Nell’agosto del 1944, il giovane Aldo Moro scriveva: «Costruttori di giustizia non sono per noi soltanto politici e sindacalisti: questi in un certo senso lo sono di meno. La giustizia si edifica come un fermento nel profondo e forse nell’oscuro dei cuori ». Il fermento nel profondo è un meraviglioso richiamo a quella linea di pensiero che da Socrate al giudaismo e al cristianesimo attesta che la fonte di ogni virtù è l’interiorità. Ciò significa che l’essere giusto (e il relativo rispetto della legalità) è sempre, comunque e prima di tutto, una partita interiore.
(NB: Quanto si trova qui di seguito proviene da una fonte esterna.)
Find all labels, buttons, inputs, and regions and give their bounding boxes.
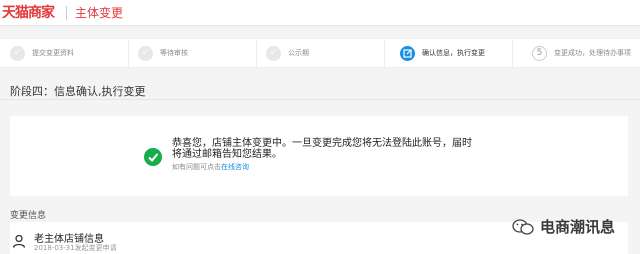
check-icon: ✓ — [138, 46, 153, 61]
step-3: ✓ 公示期 — [256, 39, 384, 69]
check-icon: ✓ — [266, 46, 281, 61]
step-1: ✓ 提交变更资料 — [0, 39, 128, 69]
step-label: 提交变更资料 — [32, 49, 74, 57]
edit-icon — [400, 46, 415, 61]
result-message: 恭喜您，店铺主体变更中。一旦变更完成您将无法登陆此账号，届时将通过邮箱告知您结果… — [172, 138, 472, 160]
step-2: ✓ 等待审核 — [128, 39, 256, 69]
step-divider — [384, 39, 385, 69]
section-title: 变更信息 — [10, 211, 47, 221]
success-check-icon — [144, 148, 162, 166]
user-icon — [12, 233, 26, 248]
page-title: 主体变更 — [75, 6, 124, 20]
progress-steps: ✓ 提交变更资料 ✓ 等待审核 ✓ 公示期 确认信息，执行变更 5 变更成功，处… — [0, 38, 640, 69]
divider — [0, 99, 640, 100]
info-date: 2018-03-31发起变更申请 — [34, 244, 117, 252]
watermark-text: 电商潮讯息 — [540, 218, 616, 236]
check-icon: ✓ — [10, 46, 25, 61]
help-prefix: 如有问题可点击 — [172, 163, 221, 171]
wechat-icon — [512, 218, 534, 236]
header-divider — [66, 6, 67, 20]
step-label: 变更成功，处理待办事项 — [554, 49, 631, 57]
step-4: 确认信息，执行变更 — [390, 39, 518, 69]
online-consult-link[interactable]: 在线咨询 — [221, 163, 249, 171]
step-5: 5 变更成功，处理待办事项 — [522, 39, 640, 69]
step-label: 确认信息，执行变更 — [422, 49, 485, 57]
step-number: 5 — [532, 46, 547, 61]
tmall-logo[interactable]: 天猫商家 — [2, 2, 55, 22]
top-header: 天猫商家 主体变更 — [0, 0, 640, 26]
step-label: 公示期 — [288, 49, 309, 57]
stage-title: 阶段四：信息确认,执行变更 — [10, 85, 146, 98]
step-label: 等待审核 — [160, 49, 188, 57]
help-text: 如有问题可点击在线咨询 — [172, 162, 249, 172]
step-divider — [512, 39, 513, 69]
Lo sanno coloro che, in tanti modi, sono stati esempi di giustizia e rispetto delle regole. Con i martiri cristiani è doveroso ricordare anche tutti gli uomini e le donne, di ogni credo e non, che in tutte le istituzioni, hanno pagato in tanti modi la loro fame e sete di giustizia. Con Moro ci piace ricordare, tra i tanti, Enrico Berlinguer. Vivevano, forse, in tempi migliori dei nostri? Molto probabilmente no. Erano testimoni di legalità perché l’ambiente li aiutava ad esserlo? Certamente no. Allora in cosa consisteva (e consiste) la loro forza? In una scommessa interiore. In un giocarsi, senza riserva, per una causa, che prima di essere sociale, compromette la mia identità, sin nel e dal profondo. Per questa via è possibile diventare e conservarsi giusti, comprendendo quella che la Scrittura chiama la “beatitudine” del giusto. Per questa via si rafforzano gli itinerari educativi: solo evidenziando il dato interiore l’educare piccoli e giovani alla giustizia non scade nella retorica e nell’ipocrisia; solo così le coscienze formate daranno forza e vitalità a tutte le nostre istituzioni. E’ un fare giustizia – ancora Aldo Moro – che “include il pensare e l’amare, perché la più grande opera sociale è quella che ha la sua radice nell’intimità dello spirito”.